The new financial system, charted most clearly in the concepts of technical analysis, is described in terms of pre-modernistic disciplines: the "alchemy of finance", "self-fulfilled prophecy" (a term analysed by Murphy which resembles theurgy of the ancients), "market wizards" (the title of a best-seller by Jack D. Schwager). Here we deal with an embrio of new reality, with postcapitalism, a bright manifestation of post-modernistic spirit in the sphere of economics. If one can dismiss the postmodernist themes in the sphere of culture (as do those who do not realize the seriousness and depth of the fundamental civilisational mutation, denoted by the term "postmodernity"), in the sphere of finances and the economy it is not so easy to dismiss.

4. To read the chart of the future correctly

The magic mazes of the new economics, neo-auguric art of "chart reading", financial hermeticism pose in front of us the same problems as do philosophical manifestations of postmodernity in other areas.

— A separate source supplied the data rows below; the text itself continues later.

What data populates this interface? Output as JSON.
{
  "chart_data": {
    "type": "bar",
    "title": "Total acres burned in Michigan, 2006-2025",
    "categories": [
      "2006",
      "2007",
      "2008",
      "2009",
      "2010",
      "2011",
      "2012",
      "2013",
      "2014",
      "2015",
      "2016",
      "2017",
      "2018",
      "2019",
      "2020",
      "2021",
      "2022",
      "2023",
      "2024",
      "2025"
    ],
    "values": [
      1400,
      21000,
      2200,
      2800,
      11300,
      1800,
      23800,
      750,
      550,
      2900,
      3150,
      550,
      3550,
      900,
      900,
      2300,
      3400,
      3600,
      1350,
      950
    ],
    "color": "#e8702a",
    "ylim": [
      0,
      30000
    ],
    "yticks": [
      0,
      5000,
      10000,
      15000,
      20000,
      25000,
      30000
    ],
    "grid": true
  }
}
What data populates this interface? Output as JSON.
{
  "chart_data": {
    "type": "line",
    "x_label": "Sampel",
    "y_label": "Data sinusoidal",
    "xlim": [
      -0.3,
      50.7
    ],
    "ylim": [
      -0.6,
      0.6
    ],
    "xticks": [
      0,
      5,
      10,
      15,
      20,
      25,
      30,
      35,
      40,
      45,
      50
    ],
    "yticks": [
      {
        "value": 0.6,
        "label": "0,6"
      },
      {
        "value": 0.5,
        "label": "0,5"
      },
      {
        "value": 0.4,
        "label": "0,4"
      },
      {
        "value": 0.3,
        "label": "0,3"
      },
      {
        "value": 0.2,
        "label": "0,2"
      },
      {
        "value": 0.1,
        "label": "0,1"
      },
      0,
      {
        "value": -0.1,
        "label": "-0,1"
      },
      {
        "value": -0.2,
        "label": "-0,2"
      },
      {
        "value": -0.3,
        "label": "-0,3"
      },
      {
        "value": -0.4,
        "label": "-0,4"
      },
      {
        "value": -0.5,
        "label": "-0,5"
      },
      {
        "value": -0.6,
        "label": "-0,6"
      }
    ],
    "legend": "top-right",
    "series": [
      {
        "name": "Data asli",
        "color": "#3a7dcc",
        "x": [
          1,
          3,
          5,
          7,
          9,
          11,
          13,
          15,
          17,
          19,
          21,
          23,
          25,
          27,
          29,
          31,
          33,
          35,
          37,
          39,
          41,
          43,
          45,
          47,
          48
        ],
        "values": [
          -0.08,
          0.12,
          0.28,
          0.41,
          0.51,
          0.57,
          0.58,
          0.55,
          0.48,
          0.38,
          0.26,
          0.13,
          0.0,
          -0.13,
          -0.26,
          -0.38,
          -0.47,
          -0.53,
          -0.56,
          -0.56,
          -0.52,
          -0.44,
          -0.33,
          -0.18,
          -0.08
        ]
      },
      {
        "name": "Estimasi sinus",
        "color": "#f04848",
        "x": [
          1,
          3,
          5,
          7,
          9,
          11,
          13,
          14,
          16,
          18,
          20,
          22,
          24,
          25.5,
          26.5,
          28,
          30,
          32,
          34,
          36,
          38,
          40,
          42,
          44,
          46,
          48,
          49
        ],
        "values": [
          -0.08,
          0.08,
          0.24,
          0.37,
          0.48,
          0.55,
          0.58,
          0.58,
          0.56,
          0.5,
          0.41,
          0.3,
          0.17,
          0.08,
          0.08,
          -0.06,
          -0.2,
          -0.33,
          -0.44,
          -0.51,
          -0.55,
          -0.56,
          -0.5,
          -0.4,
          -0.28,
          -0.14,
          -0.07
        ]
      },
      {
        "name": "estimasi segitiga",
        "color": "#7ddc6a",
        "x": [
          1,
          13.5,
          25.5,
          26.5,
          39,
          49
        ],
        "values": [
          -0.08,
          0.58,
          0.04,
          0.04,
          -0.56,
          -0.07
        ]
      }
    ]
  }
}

Just like we leave the question of the ultimate meaning of postmodernity open, one can not sentence the maturing mutation of the economic model, the transition from capitalism to postcapitalism. Postmodernity does not simply reject modernity, it ironically equates modernity with pre-modernity, but with the pre-modernity taken as a fragment and a void sign. The new financial system in which technical analysis and magic speculations of the traders of the Soros' type will take more and more central positions, does not eliminate the mechanisms of classic capitalism, it assimilates them in a lifted form, equating them with the fragments of extravagant priniciples, borrowed from completely different historico-cultural and economic contexts. And it's very likely that, having overcome socialism and other, even more archaic forms of economy, the new financial order in the future will absorb selected exotic elements borrowed from alternative economic models. One can not exclude a priori, that post-capitalist reality will at one point put Marxism in vogue again, just like clothes of the 50s, 60s and 70s become fashionable in the New Wave teenage stylistics.

We are on the threshold of the brave new world, the world of exchange magic, hermetic spells of the brokers, electronic movement of the autonomous capital. This world has many various features -- grotesque, ironic, extravagant, exotic and sinister.

Postmodernity is the change of the basic paradigms. We ought to try to realize their essence, to decode the content of this most complex loop of the human history. And the key to such realizing -- one of the keys, at least -- is the close analysis of the newest economic trends.

Postcapitalism is irreversible and unavoidable. But who can tell what it is?